На безлюдной улице послышались шаги, они приблизились, и дверь начала открываться. Дино спрыгнул, со стула и залаял. В щели притвора появилась голова одноглазого старика.
— Вы должны утром посетить меня, господин странник, сказала голова.
— Вы можете на меня рассчитывать.
— Доброй ночи.
Голова исчезла, и дверь снова закрылась. Дино опять запрыгнул на стул.
— Вы с ним уже познакомились? — спросил Деснуэттес.
— Он недавно был здесь. Но… кто он, собственно, такой?
— Разве я это знаю? Кто это вообще знает? Старый, выживший из ума старик — и все.
Собака искоса посмотрела на странника и улыбнулась. Потом она спрыгнула со стула, уверенно направилась в сторону двери, толкнула ее и тоже исчезла. Они услышали шаги у себя над головами.
— Это девушка приготовила вам комнату, — сказал хозяин.
— Мне рассказали странную историю об этом одноглазом.
— И кто же?
— Ваша девушка.
Хозяин пожал плечами.
— Ха! В этой глуши все так суеверны! Пустая болтовня, иногда глупая.
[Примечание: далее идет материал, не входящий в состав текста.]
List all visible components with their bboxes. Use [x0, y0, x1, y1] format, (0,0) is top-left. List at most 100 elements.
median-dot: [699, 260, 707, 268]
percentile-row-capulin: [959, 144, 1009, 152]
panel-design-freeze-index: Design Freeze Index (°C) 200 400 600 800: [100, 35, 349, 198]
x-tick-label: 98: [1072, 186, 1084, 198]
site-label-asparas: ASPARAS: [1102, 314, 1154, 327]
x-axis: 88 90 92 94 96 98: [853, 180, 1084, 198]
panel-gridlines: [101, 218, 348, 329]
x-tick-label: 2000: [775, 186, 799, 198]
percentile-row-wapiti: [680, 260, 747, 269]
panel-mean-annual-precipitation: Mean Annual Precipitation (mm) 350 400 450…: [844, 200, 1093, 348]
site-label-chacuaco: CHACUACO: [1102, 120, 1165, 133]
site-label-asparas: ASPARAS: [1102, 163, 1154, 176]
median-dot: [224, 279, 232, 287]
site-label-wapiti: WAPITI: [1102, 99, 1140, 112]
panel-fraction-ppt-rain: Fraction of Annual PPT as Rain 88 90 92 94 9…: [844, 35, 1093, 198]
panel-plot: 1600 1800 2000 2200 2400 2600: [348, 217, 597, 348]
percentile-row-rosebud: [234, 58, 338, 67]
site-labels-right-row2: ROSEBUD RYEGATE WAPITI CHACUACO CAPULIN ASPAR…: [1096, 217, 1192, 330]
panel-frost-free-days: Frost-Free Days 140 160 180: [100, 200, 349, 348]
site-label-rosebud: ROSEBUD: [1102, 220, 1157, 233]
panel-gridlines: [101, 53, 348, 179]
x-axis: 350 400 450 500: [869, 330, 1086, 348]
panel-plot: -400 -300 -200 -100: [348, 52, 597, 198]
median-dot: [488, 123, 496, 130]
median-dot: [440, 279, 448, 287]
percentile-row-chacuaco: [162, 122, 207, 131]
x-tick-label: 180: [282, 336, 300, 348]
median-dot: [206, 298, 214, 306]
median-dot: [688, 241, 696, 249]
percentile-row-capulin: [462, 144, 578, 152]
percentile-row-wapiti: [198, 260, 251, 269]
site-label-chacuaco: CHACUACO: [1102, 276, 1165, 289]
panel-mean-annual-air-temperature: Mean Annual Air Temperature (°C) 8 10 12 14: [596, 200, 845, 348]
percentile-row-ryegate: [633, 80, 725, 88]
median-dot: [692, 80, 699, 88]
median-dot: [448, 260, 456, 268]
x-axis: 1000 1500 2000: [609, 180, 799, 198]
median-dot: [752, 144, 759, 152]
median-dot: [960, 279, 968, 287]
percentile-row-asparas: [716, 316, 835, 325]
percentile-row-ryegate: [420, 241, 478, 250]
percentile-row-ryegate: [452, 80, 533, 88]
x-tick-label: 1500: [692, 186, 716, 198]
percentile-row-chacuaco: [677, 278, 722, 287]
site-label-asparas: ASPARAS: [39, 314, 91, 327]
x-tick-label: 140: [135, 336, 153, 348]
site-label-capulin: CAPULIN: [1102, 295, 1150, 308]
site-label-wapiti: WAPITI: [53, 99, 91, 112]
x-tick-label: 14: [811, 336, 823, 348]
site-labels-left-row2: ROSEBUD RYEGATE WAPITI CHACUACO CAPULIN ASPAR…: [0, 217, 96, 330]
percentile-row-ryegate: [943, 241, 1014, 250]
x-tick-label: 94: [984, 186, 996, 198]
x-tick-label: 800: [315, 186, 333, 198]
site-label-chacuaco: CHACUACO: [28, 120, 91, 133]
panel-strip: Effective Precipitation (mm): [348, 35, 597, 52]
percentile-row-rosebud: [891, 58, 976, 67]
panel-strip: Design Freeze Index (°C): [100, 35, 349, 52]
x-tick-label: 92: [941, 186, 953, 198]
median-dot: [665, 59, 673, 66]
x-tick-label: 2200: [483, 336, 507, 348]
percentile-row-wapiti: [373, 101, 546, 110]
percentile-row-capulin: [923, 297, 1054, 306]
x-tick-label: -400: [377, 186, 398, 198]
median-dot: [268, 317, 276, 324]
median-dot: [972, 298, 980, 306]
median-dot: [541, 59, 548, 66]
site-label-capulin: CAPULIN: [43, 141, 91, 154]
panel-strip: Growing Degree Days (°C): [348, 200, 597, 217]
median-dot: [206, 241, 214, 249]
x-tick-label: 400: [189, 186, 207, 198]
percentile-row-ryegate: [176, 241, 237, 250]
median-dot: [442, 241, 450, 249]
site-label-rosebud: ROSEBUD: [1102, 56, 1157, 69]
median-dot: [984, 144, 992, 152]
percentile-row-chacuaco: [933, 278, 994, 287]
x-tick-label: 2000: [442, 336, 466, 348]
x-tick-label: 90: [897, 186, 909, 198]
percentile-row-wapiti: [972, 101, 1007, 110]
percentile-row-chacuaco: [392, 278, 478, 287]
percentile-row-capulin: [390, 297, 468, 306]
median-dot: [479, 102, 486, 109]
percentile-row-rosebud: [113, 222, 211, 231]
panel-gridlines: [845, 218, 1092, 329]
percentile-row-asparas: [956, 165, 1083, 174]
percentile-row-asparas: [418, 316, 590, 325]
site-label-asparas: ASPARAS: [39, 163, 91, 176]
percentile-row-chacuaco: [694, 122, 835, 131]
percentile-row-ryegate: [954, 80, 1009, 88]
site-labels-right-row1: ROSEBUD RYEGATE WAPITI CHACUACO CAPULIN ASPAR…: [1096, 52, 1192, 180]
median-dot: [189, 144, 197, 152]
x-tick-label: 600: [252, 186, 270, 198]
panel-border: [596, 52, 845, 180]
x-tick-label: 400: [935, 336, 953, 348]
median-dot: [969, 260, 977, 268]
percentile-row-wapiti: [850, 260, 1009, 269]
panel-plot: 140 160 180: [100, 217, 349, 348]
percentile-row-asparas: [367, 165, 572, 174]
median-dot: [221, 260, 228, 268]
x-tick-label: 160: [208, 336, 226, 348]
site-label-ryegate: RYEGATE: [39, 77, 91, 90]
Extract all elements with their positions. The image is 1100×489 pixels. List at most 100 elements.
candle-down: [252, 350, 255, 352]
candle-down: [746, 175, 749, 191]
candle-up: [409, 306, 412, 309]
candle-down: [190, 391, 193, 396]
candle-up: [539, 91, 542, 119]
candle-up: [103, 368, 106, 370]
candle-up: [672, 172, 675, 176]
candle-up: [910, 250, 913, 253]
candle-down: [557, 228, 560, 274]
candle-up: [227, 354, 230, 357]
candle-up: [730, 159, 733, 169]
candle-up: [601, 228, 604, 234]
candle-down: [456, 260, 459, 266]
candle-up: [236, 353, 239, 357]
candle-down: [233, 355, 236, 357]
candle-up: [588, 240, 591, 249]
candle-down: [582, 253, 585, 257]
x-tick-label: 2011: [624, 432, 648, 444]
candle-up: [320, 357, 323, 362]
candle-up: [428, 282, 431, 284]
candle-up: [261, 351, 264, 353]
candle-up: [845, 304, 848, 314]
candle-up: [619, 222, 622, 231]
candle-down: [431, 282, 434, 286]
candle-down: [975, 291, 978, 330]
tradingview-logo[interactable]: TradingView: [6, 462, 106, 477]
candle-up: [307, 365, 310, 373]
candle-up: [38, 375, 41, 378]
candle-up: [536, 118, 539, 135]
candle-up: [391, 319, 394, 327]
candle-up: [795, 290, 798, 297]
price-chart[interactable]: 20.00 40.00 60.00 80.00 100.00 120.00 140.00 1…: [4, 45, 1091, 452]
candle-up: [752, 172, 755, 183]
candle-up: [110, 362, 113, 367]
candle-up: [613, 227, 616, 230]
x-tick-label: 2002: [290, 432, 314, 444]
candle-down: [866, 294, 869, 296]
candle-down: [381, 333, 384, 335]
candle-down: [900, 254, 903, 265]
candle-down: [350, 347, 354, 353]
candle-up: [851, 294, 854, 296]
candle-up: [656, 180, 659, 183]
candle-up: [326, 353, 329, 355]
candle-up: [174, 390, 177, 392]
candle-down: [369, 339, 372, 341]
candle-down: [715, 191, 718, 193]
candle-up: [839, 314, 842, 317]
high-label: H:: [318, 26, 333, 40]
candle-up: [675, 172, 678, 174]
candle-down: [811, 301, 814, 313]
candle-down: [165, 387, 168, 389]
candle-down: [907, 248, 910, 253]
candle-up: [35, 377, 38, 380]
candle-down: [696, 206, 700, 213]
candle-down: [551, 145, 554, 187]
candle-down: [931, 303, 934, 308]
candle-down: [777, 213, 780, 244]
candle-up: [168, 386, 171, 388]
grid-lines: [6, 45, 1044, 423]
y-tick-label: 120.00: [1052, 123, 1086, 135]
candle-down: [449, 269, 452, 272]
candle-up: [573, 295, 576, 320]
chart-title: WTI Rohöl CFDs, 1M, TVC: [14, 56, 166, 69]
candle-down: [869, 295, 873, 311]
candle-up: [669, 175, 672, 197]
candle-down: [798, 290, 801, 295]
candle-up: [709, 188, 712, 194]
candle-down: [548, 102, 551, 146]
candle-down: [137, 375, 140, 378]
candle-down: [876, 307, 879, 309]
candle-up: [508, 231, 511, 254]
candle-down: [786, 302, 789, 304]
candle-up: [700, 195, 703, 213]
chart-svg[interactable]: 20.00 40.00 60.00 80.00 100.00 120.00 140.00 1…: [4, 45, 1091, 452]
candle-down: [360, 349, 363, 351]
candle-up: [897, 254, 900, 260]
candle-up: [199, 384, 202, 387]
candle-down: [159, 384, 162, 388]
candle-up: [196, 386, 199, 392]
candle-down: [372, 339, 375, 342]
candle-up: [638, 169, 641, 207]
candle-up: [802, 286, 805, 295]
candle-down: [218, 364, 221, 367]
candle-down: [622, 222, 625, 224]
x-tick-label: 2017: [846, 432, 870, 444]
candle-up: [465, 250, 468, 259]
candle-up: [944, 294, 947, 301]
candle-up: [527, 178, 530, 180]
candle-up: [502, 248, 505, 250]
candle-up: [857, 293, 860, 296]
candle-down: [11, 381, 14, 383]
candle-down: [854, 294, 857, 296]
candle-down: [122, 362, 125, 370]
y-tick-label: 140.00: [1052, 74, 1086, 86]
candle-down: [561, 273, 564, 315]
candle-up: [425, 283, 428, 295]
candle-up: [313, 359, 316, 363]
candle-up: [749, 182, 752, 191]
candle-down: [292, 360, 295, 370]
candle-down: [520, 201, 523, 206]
Некоторые заходят настолько далеко, что даже утверждают, что моя собака говорит.
Гюбернатис рассмеялся.
— На самом деле, хорошая шутка!
— И что она может делаться невидимой.
— Раньше ее сожгли бы, и вас вместе с ней.
— Меня? Меня?! Но, господин депутат, я честный гражданин. Что я сделал такого глупого?
— Этого одноглазого старика тоже сожгли бы.
— Сумасшедшего? Он же сумасшедший!
— Ну, сегодня-то сумасшедших больше не сжигают на кострах.
— Нет.
Хозяин замолк, и снова воцарилась тишина. Над их головами тоже было тихо, и стаканы были пусты.
— Я пойду лягу, — сказал Гюбернатис и встал. — Большое спасибо за великолепный кальвадос.
Он взял свой рюкзак.
— Вы найдете свою комнату? — не вставая, спросил Деснуэттес. — Она находится напротив лестницы. Это номер первый.
— Доброй ночи, месье Деснуэттес.
— Доброй ночи, господин депутат. — Но он так и не встал.
Гюбернатис открыл дверь. Лестничная клетка была освещена. У подножия лестницы он увидел Дино, который лежал на дерюжке и спал. Амадей медленно поднялся по лестнице, деревянные ступеньки заскрипели, но пес не проснулся.
Он вошел в комнату; в кровати, конечно же, лежала Гортензия.
На следующее утро, с первыми лучами солнца, Амадей проснулся свежим и отдохнувшим. Он сделал несколько ежедневных гимнастических упражнений, сполоснулся и привел себя в порядок. Потом спустился вниз. Его рюкзак уже находился в обеденном зале.
— Что желает господин? — спросила Гортензия, стоящая у кухонной двери.
— Черного кофе, хлеба, масла, мармелада.
Снаружи, по залитой утренним солнцем деревенской улице, деловито прошли несколько человек; там были также лошади, повозки, тачки, бороны; кошки и собаки; дети — все очень невзрачные, хотя и шумные. Его кофе, хлеб, масло и мармелад были поданы; он с удовольствием и наслаждением принялся за них. Гортензия, все еще не приведшая себя в порядок, убежала на кухню. Потом к нему присоединился Дино, который, как только дверь за девушкой закрылась, занял свое место на стуле напротив него. Амадей предложил ему кусочек сахара.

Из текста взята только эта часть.